The need for this inquiry was starkly illuminated by a BBC original investigation, which brought forth courageous whistleblowers who painted a disturbing picture of unsafe maternity units at Leeds, directly contradicting the "good" rating the Care Quality Commission (CQC) had initially bestowed upon them. The CQC, the independent regulator of health and social care in England, eventually downgraded the Leeds maternity units to "inadequate" in June 2025, following unannounced inspections that uncovered grave concerns. Inspectors specifically highlighted that women and babies were "at risk of avoidable harm" and identified a detrimental "blame culture" within the trust, which actively discouraged staff from raising critical concerns and reporting incidents. This culture of fear is a recurring theme in troubled maternity services and often impedes vital learning and improvement.

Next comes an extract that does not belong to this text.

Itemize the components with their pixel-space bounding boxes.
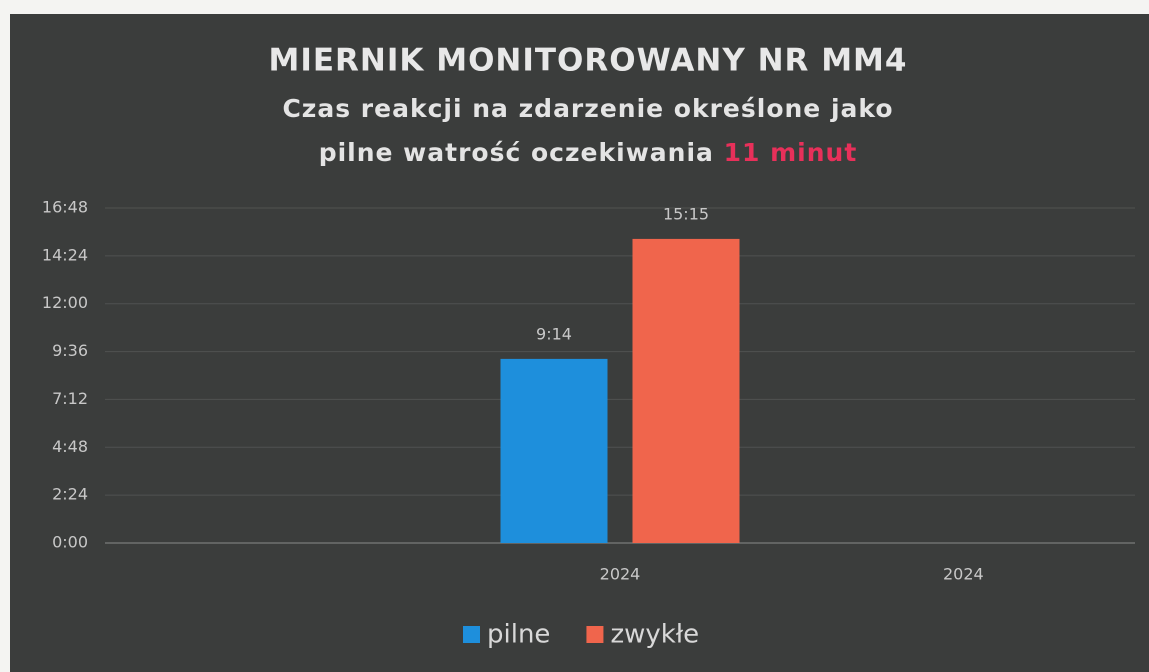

Brendan Brown, Chief Executive of LTH NHS Trust, issued a public apology to the families whose babies died or were harmed, acknowledging the profound suffering they have endured. He welcomed Ockenden’s appointment, stating, "We are absolutely committed to working openly, honestly and transparently with Donna Ockenden and the review team, and with families who have used our services." Brown also sought to reassure current service users in Leeds, asserting that "significant improvements are already under way in our maternity and neonatal services, following reviews by the Care Quality Commission and NHS England."

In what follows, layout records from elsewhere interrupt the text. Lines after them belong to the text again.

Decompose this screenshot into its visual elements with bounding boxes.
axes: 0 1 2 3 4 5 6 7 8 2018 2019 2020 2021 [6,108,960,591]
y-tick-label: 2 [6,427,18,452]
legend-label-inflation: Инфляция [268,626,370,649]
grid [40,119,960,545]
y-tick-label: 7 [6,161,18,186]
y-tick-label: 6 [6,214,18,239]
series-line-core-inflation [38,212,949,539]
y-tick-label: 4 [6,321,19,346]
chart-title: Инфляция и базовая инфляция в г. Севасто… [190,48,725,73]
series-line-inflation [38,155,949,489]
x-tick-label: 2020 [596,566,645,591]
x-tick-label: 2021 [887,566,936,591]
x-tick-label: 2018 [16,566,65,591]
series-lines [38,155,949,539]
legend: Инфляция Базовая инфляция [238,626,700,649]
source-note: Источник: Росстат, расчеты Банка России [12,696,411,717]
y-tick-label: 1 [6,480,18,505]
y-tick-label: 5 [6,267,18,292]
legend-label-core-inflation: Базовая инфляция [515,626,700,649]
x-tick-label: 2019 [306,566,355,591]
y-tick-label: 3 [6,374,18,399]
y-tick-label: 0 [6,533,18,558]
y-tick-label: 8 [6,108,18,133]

This development in Leeds is not an isolated incident but rather reflects a broader national crisis in maternity care across the NHS. Over the past decade, numerous inquiries – from Morecambe Bay to East Kent and Shrewsbury – have exposed systemic failures, chronic understaffing, insufficient training, and a culture of defensiveness that has tragically compromised patient safety. The consistent thread through these reports is the urgent need for a national shift towards a learning culture, greater transparency, and a profound respect for the voices of families. Wes Streeting’s statement, affirming Ockenden as an "outstanding advocate for families whose voices haven’t always been heard" and predicting that "her leadership will bring us closer to lasting change so desperately needed in Leeds," encapsulates the hope that this inquiry will not only deliver justice for those affected but also contribute to a safer future for maternity services nationwide. The road ahead for the Leeds inquiry will be challenging, but with Donna Ockenden at the helm, there is renewed confidence that a path towards truth, accountability, and meaningful improvement can finally be forged.